Example: If an airline records $200 million in operating revenue and 1,000 million ASMs in a quarter, RASM = $200,000,000 / 1,000,000,000 = $0.20 per ASM = 20 cents per ASM.
RASM vs. CASM
- CASM (Cost per Available Seat Mile) = Operating costs / ASM. It measures average cost to fly one seat one mile and is also expressed in cents per ASM.
- RASM focuses on revenue; CASM focuses on cost. Comparing the two shows unit profitability:
- If RASM > CASM, the airline earns a unit profit per seat‑mile (before non‑operating items).
- If RASM < CASM, the airline is operating at a unit loss.
- Caveats: Some carriers report CASM excluding volatile items (e.g., fuel), which can distort comparisons. Consistent definitions are essential for meaningful analysis.
Special considerations
- Low‑cost carriers often rely heavily on ancillary revenues. Because RASM captures these extras, it’s particularly useful for assessing such carriers’ performance.

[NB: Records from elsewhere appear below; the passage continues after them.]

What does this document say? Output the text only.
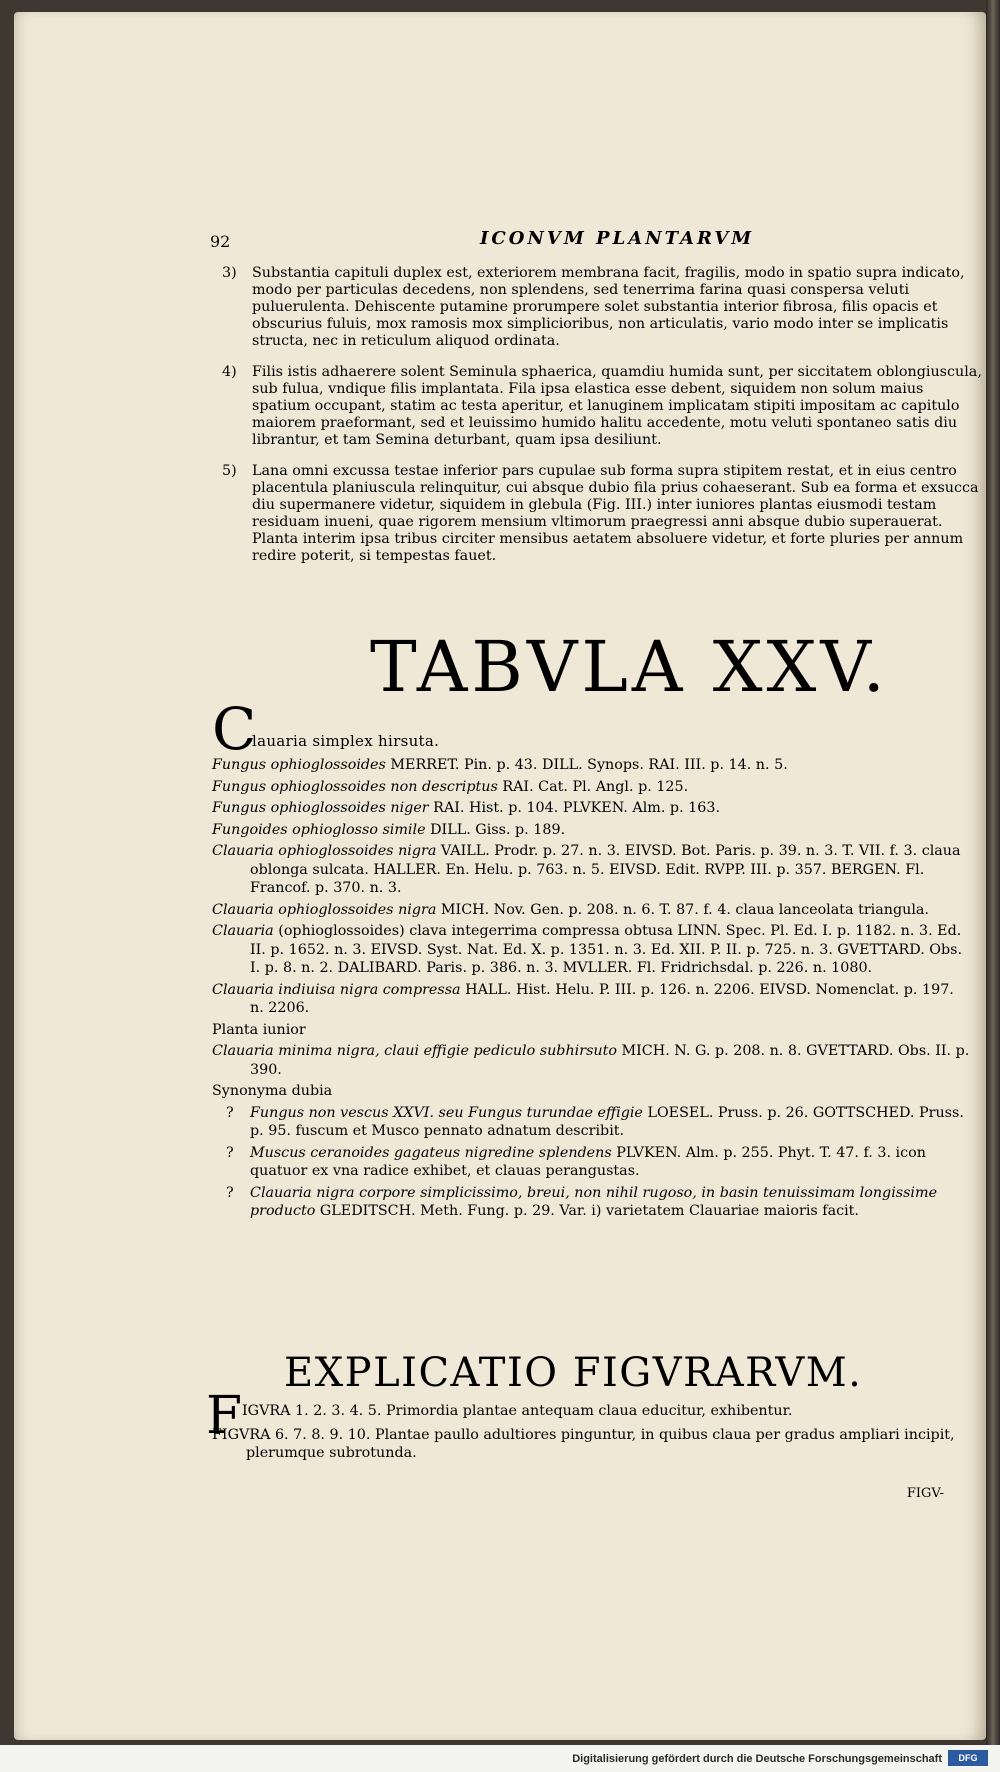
92	ICONVM PLANTARVM
3) Substantia capituli duplex est, exteriorem membrana facit, fragilis, modo in spatio supra indicato, modo per particulas decedens, non splendens, sed tenerrima farina quasi conspersa veluti puluerulenta. Dehiscente putamine prorumpere solet substantia interior fibrosa, filis opacis et obscurius fuluis, mox ramosis mox simplicioribus, non articulatis, vario modo inter se implicatis structa, nec in reticulum aliquod ordinata.
4) Filis istis adhaerere solent Seminula sphaerica, quamdiu humida sunt, per siccitatem oblongiuscula, sub fulua, vndique filis implantata. Fila ipsa elastica esse debent, siquidem non solum maius spatium occupant, statim ac testa aperitur, et lanuginem implicatam stipiti impositam ac capitulo maiorem praeformant, sed et leuissimo humido halitu accedente, motu veluti spontaneo satis diu librantur, et tam Semina deturbant, quam ipsa desiliunt.
5) Lana omni excussa testae inferior pars cupulae sub forma supra stipitem restat, et in eius centro placentula planiuscula relinquitur, cui absque dubio fila prius cohaeserant. Sub ea forma et exsucca diu supermanere videtur, siquidem in glebula (Fig. III.) inter iuniores plantas eiusmodi testam residuam inueni, quae rigorem mensium vltimorum praegressi anni absque dubio superauerat. Planta interim ipsa tribus circiter mensibus aetatem absoluere videtur, et forte pluries per annum redire poterit, si tempestas fauet.
TABVLA XXV.
C
lauaria simplex hirsuta.
Fungus ophioglossoides MERRET. Pin. p. 43. DILL. Synops. RAI. III. p. 14. n. 5.
Fungus ophioglossoides non descriptus RAI. Cat. Pl. Angl. p. 125.
Fungus ophioglossoides niger RAI. Hist. p. 104. PLVKEN. Alm. p. 163.
Fungoides ophioglosso simile DILL. Giss. p. 189.
Clauaria ophioglossoides nigra VAILL. Prodr. p. 27. n. 3. EIVSD. Bot. Paris. p. 39. n. 3. T. VII. f. 3. claua oblonga sulcata. HALLER. En. Helu. p. 763. n. 5. EIVSD. Edit. RVPP. III. p. 357. BERGEN. Fl. Francof. p. 370. n. 3.
Clauaria ophioglossoides nigra MICH. Nov. Gen. p. 208. n. 6. T. 87. f. 4. claua lanceolata triangula.
Clauaria (ophioglossoides) clava integerrima compressa obtusa LINN. Spec. Pl. Ed. I. p. 1182. n. 3. Ed. II. p. 1652. n. 3. EIVSD. Syst. Nat. Ed. X. p. 1351. n. 3. Ed. XII. P. II. p. 725. n. 3. GVETTARD. Obs. I. p. 8. n. 2. DALIBARD. Paris. p. 386. n. 3. MVLLER. Fl. Fridrichsdal. p. 226. n. 1080.
Clauaria indiuisa nigra compressa HALL. Hist. Helu. P. III. p. 126. n. 2206. EIVSD. Nomenclat. p. 197. n. 2206.
Planta iunior
Clauaria minima nigra, claui effigie pediculo subhirsuto MICH. N. G. p. 208. n. 8. GVETTARD. Obs. II. p. 390.
Synonyma dubia
? Fungus non vescus XXVI. seu Fungus turundae effigie LOESEL. Pruss. p. 26. GOTTSCHED. Pruss. p. 95. fuscum et Musco pennato adnatum describit.
? Muscus ceranoides gagateus nigredine splendens PLVKEN. Alm. p. 255. Phyt. T. 47. f. 3. icon quatuor ex vna radice exhibet, et clauas perangustas.
? Clauaria nigra corpore simplicissimo, breui, non nihil rugoso, in basin tenuissimam longissime producto GLEDITSCH. Meth. Fung. p. 29. Var. i) varietatem Clauariae maioris facit.
EXPLICATIO FIGVRARVM.
F IGVRA 1. 2. 3. 4. 5. Primordia plantae antequam claua educitur, exhibentur.
FIGVRA 6. 7. 8. 9. 10. Plantae paullo adultiores pinguntur, in quibus claua per gradus ampliari incipit, plerumque subrotunda.
FIGV-
Digitalisierung gefördert durch die Deutsche Forschungsgemeinschaft	DFG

- Metrics can be presented in ways that favorably influence perceptions (e.g., exclusions in CASM), so review company reporting notes.
- Use RASM together with CASM, load factor, yield, and other metrics for a fuller picture of network performance and profitability.
Key takeaways
- RASM = operating revenue per available seat mile; it normalizes revenue by capacity.
- It includes ancillary revenues and excludes one‑time gains.
- Comparing RASM to CASM indicates unit profitability; consistent metric definitions are crucial for accurate comparisons.